Our first Easter as a family of three
We awoke to a cloudy and gloomy Easter morning this past weekend. But there was a lovely little Easter dress to be worn and a sweet little Birdie all wide eyed and smiley wanting to wear it. So rain be damned we got all gussied up and hopped in the car. We drove through our beloved and shockingly quiet city. Closer to Woodley Park we saw girls in frilly dresses emerge and hop along the pavement followed by mum's and dad's dressed to the nines. The cathedral was buzzing with people - children, elderly couples, babies and a few tourists thrown in for good measure.
Inside the stone walls was a different feeling altogether. A hush. And then the sound of the choir rising to their feet in unison. The stained glass windows glowed and voices rose in harmony to the very top of the arched ceiling.
And there I sat, with my husband, holding my little girl on my lap. Never since her birth had I felt more strongly that life truly had come full circle. Church is and was such a big part of my life growing up, papa's too. Some of my earliest memories are being on someone's lap during a service. I remember looking around at couples with babies and wondering how it must feel to be a grown up, to have a family. I'm that grown up now. And if the six year old me is still curious I would tell her it's absolutely wonderful. I would tell her that holding my baby in my arms as the choir sang, the reverend preached and as we bowed our heads to pray felt like the biggest blessing. I would tell her I felt humbled that God granted me this child and gave me the opportunity to care for, protect, love and grow this little person.

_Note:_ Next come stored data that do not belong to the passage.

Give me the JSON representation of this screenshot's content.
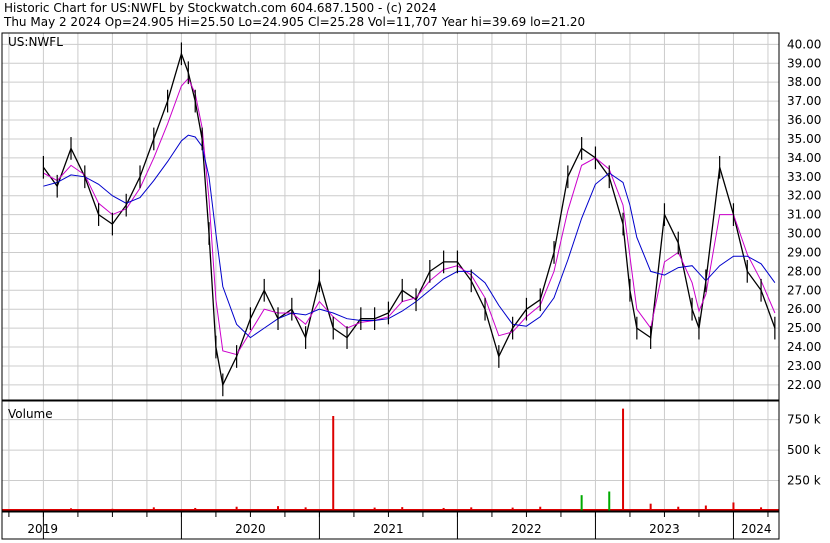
{
  "header": {
    "line1": "Historic Chart for US:NWFL by Stockwatch.com 604.687.1500 - (c) 2024",
    "line2": "Thu May  2 2024   Op=24.905   Hi=25.50   Lo=24.905   Cl=25.28   Vol=11,707   Year hi=39.69   lo=21.20"
  },
  "chart_data": [
    {
      "type": "line",
      "panel": "price",
      "symbol_label": "US:NWFL",
      "ylim": [
        21.2,
        40.6
      ],
      "y_ticks": [
        "40.00",
        "39.00",
        "38.00",
        "37.00",
        "36.00",
        "35.00",
        "34.00",
        "33.00",
        "32.00",
        "31.00",
        "30.00",
        "29.00",
        "28.00",
        "27.00",
        "26.00",
        "25.00",
        "24.00",
        "23.00",
        "22.00"
      ],
      "grid": true,
      "colors": {
        "price": "#000000",
        "ma_short": "#cc00cc",
        "ma_long": "#0000cc",
        "grid": "#cccccc"
      },
      "x": [
        2019.0,
        2019.1,
        2019.2,
        2019.3,
        2019.4,
        2019.5,
        2019.6,
        2019.7,
        2019.8,
        2019.9,
        2020.0,
        2020.05,
        2020.1,
        2020.15,
        2020.2,
        2020.25,
        2020.3,
        2020.4,
        2020.5,
        2020.6,
        2020.7,
        2020.8,
        2020.9,
        2021.0,
        2021.1,
        2021.2,
        2021.3,
        2021.4,
        2021.5,
        2021.6,
        2021.7,
        2021.8,
        2021.9,
        2022.0,
        2022.1,
        2022.2,
        2022.3,
        2022.4,
        2022.5,
        2022.6,
        2022.7,
        2022.8,
        2022.9,
        2023.0,
        2023.1,
        2023.2,
        2023.25,
        2023.3,
        2023.4,
        2023.5,
        2023.6,
        2023.7,
        2023.75,
        2023.8,
        2023.9,
        2024.0,
        2024.1,
        2024.2,
        2024.3
      ],
      "series": [
        {
          "values": [
            33.5,
            32.5,
            34.5,
            33.0,
            31.0,
            30.5,
            31.5,
            33.0,
            35.0,
            37.0,
            39.5,
            38.5,
            37.0,
            35.0,
            30.0,
            24.0,
            22.0,
            23.5,
            25.5,
            27.0,
            25.5,
            26.0,
            24.5,
            27.5,
            25.0,
            24.5,
            25.5,
            25.5,
            25.8,
            27.0,
            26.5,
            28.0,
            28.5,
            28.5,
            27.5,
            26.0,
            23.5,
            25.0,
            26.0,
            26.5,
            29.0,
            33.0,
            34.5,
            34.0,
            33.0,
            30.5,
            27.0,
            25.0,
            24.5,
            31.0,
            29.5,
            26.0,
            25.0,
            27.5,
            33.5,
            31.0,
            28.0,
            27.0,
            25.0
          ]
        },
        {
          "values": [
            33.2,
            32.8,
            33.6,
            33.1,
            31.6,
            31.0,
            31.3,
            32.4,
            34.0,
            35.8,
            37.8,
            38.2,
            37.4,
            35.6,
            31.8,
            26.5,
            23.8,
            23.6,
            24.8,
            26.0,
            25.8,
            25.8,
            25.2,
            26.4,
            25.6,
            25.0,
            25.3,
            25.4,
            25.6,
            26.4,
            26.6,
            27.5,
            28.1,
            28.3,
            27.8,
            26.6,
            24.6,
            24.8,
            25.6,
            26.2,
            28.0,
            31.2,
            33.6,
            34.0,
            33.4,
            31.5,
            28.8,
            26.0,
            25.0,
            28.5,
            29.0,
            27.4,
            25.9,
            26.8,
            31.0,
            31.0,
            28.9,
            27.5,
            25.8
          ]
        },
        {
          "values": [
            32.5,
            32.7,
            33.1,
            33.0,
            32.6,
            32.0,
            31.6,
            31.9,
            32.8,
            33.8,
            34.9,
            35.2,
            35.1,
            34.6,
            33.0,
            30.0,
            27.2,
            25.2,
            24.5,
            25.0,
            25.5,
            25.8,
            25.7,
            26.0,
            25.8,
            25.5,
            25.4,
            25.4,
            25.5,
            25.9,
            26.4,
            27.0,
            27.6,
            28.0,
            28.0,
            27.4,
            26.2,
            25.2,
            25.1,
            25.6,
            26.6,
            28.6,
            30.8,
            32.6,
            33.2,
            32.7,
            31.5,
            29.8,
            28.0,
            27.8,
            28.2,
            28.3,
            27.9,
            27.5,
            28.3,
            28.8,
            28.8,
            28.4,
            27.4
          ]
        }
      ]
    },
    {
      "type": "bar",
      "panel": "volume",
      "label": "Volume",
      "y_ticks": [
        "750 k",
        "500 k",
        "250 k"
      ],
      "ylim": [
        0,
        870
      ],
      "colors": {
        "up": "#00aa00",
        "down": "#dd0000"
      },
      "x": [
        2019.2,
        2019.5,
        2019.8,
        2020.1,
        2020.4,
        2020.7,
        2020.9,
        2021.1,
        2021.4,
        2021.6,
        2021.9,
        2022.1,
        2022.4,
        2022.6,
        2022.9,
        2023.1,
        2023.2,
        2023.4,
        2023.6,
        2023.8,
        2024.0,
        2024.2
      ],
      "values": [
        22,
        18,
        30,
        25,
        35,
        40,
        30,
        780,
        28,
        32,
        25,
        30,
        28,
        35,
        130,
        160,
        840,
        60,
        35,
        45,
        70,
        30
      ]
    }
  ],
  "x_axis": {
    "year_labels": [
      "2019",
      "2020",
      "2021",
      "2022",
      "2023",
      "2024"
    ],
    "year_starts": [
      2019.0,
      2020.0,
      2021.0,
      2022.0,
      2023.0,
      2024.0
    ],
    "xlim": [
      2018.7,
      2024.33
    ]
  }
}
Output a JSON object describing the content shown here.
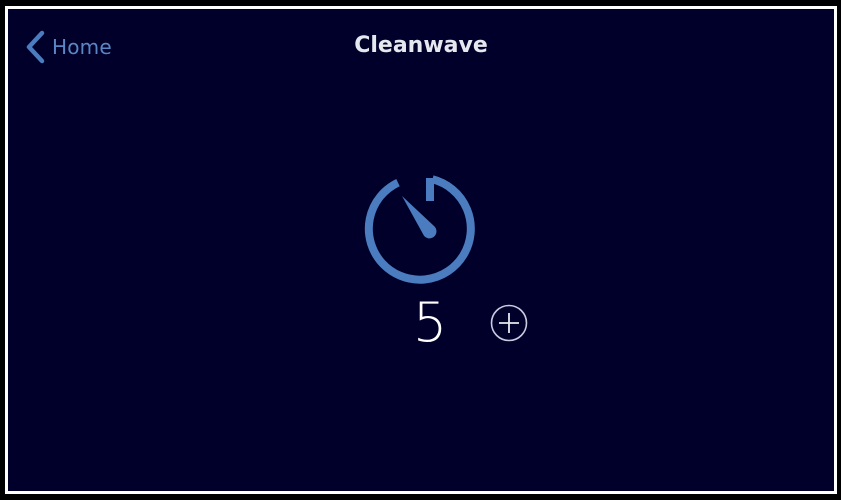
{
  "app": {
    "title": "Cleanwave"
  },
  "nav": {
    "back_label": "Home",
    "back_icon": "chevron-left-icon"
  },
  "timer": {
    "icon": "timer-icon",
    "value": "5",
    "increment_icon": "plus-circle-icon"
  },
  "colors": {
    "background": "#01002a",
    "accent": "#4a7cbf",
    "text": "#ffffff",
    "border": "#ffffff"
  }
}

Our faith has been so important to our life as individuals and as a couple. I hope that Valentina will see in us the same virtues I saw in my parents growing up and learned to respect and admire. I hope that above anything she sees that her parent's faith leads them to be kind, forgiving, loving, accepting and joyful.
The reverend spoke on God's unfailing love for us and I know that before we can accept that God never gives up on us and never leaves us we must learn that our parents will do the same. I hope that even as a baby Valentina knows and feels our deep commitment and love for her.
I hope all of you had a lovely Easter!